Belle Isle is a rock situated forty miles to the east of Marseilles and some ten miles from the coast. The fortress, an eighteenth century anachronism, seems to grow out of the very cliffs themselves, one of the grimmest sights in the whole of the Mediterranean. There is the fortress, there is the granite quarry, and there are some six hundred prisoners, political offenders or criminals of the most dangerous kind. Most of them are serving life sentences and, the French authorities taking the term seriously, most of them will die there. One thing is certain. No one has ever escaped from Belle Isle.

The reasons are simple. No vessel may approach closer than four miles and the designated clear area around the island is closely monitored by an excellent approach radar system. And Belle Isle has another highly efficient protection system provided by nature itself, a phenomenom known to local fishermen as the Mill Race, a ferocious ten knot current that churns the water into white foam on even a calm day. Hell on earth in a storm.

Martin Brosnan lay on his bed in a cell on the upper landing, reading, head pillowed on his hands. He was stripped to the waist, strong and muscular, his body toughened by hard labour in the granite quarry. There were the ugly puckered scars of two old bullet wounds in his left breast. His dark hair was too long, almost shoulder-length. In such matters the authorities were surprisingly civilised, as the books on the wooden shelf above the bed indicated.

The man on the opposite bed, tossed a pack of Gitanes across. ‘Have a smoke, Martin,’ he said in French.

He looked about sixty-five with very white hair and eyes a vivid blue in a wrinkled humorous face. His name was Jacques Savary, a Union Corse godfather and one of the most famous gangsters in Marseilles in his day. He had been a prisoner in Belle Isle since 1965, would remain there until he died, an unusual circumstance in one of his background for usually the Union Corse, the largest organised crime syndicate in France, was able to use its formidable influence with the judiciary to pull strings on behalf of members of Jacques Savary’s standing who found themselves in trouble.

But Savary was different. He had chosen to ally himself to the cause of the OAS. It has been said that Charles de Gaulle survived at least thirty attempts on his life, but he had never been closer to death than during the attack masterminded by Jacques Savary in March, 1965. The Union had at least saved him from execution, settling instead for a life sentence on Belle Isle, mistakenly assuming that his release could be arranged at some future date.

Rain lashed the window, the wind howled. Savary said, ‘What are you reading?’

‘Eliot,’ Brosnan told him. ‘“What we call the beginning is often the end and to make an end is to make a beginning. The end is where we start from.”’

‘The Four Quartets. “Little Gidding”,’ Savary said.
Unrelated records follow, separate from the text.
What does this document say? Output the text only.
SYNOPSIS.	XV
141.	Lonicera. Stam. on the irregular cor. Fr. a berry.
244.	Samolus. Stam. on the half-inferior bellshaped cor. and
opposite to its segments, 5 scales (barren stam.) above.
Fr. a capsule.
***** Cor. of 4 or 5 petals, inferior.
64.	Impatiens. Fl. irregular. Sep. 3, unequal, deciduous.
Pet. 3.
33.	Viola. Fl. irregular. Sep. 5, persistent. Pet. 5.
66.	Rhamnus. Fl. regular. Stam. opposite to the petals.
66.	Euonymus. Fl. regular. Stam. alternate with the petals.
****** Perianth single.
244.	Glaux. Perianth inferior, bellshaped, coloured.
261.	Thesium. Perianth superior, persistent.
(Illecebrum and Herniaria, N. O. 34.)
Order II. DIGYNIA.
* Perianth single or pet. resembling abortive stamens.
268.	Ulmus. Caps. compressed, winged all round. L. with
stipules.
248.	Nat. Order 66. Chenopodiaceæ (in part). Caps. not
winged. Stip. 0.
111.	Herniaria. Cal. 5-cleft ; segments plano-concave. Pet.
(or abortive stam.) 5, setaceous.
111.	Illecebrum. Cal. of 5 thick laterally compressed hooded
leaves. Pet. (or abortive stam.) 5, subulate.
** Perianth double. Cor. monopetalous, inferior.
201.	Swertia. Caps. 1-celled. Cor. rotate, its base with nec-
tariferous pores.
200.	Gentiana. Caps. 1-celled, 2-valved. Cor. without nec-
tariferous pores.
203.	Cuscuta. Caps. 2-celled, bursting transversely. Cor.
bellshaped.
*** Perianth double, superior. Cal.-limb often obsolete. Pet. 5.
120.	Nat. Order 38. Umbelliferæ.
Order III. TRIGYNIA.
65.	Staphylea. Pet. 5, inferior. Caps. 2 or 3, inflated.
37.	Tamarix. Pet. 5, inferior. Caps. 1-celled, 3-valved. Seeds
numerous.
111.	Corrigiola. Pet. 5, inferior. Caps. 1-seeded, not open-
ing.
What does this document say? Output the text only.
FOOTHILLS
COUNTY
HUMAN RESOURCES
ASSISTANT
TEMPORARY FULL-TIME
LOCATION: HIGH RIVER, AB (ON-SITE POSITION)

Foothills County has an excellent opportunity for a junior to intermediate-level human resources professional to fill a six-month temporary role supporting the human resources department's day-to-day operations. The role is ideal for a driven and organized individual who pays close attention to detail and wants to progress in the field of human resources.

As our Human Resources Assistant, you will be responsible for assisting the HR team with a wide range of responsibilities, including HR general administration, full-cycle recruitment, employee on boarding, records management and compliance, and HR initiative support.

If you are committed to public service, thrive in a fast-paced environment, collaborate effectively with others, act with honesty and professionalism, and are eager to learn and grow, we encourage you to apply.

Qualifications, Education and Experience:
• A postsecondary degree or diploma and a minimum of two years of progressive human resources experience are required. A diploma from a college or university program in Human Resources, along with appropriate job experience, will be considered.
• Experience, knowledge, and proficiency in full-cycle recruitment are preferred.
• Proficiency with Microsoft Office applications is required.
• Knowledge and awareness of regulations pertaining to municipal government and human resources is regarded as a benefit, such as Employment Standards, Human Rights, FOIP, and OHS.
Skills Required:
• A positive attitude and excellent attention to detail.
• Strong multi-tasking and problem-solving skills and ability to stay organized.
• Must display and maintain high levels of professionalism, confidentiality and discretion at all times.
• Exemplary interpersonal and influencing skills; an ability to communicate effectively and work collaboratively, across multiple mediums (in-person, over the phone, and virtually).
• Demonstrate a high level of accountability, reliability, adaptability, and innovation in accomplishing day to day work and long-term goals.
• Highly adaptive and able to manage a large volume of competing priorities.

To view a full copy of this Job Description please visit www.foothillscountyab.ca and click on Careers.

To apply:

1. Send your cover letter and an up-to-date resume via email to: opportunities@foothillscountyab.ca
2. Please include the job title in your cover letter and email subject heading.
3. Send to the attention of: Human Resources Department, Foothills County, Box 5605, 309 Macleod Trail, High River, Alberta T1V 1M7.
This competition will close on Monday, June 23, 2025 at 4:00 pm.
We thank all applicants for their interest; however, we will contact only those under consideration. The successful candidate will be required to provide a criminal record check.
‘Good man,’ Brosnan told him. ‘See, all the benefits of an expensive education, Jacques, and you’re getting it for free.’

‘And you also, my friend, have learnt many things. Can you still open the door the way I showed you?’

Brosnan shrugged, swung his legs to the floor, picked up a spoon from his bedside locker and went to the door. The lock was covered by a steel plate and he quickly forced the handle of the spoon between the edge of the plate and the jamb. He worked it across for a few seconds, there was a click and he opened the door a few inches.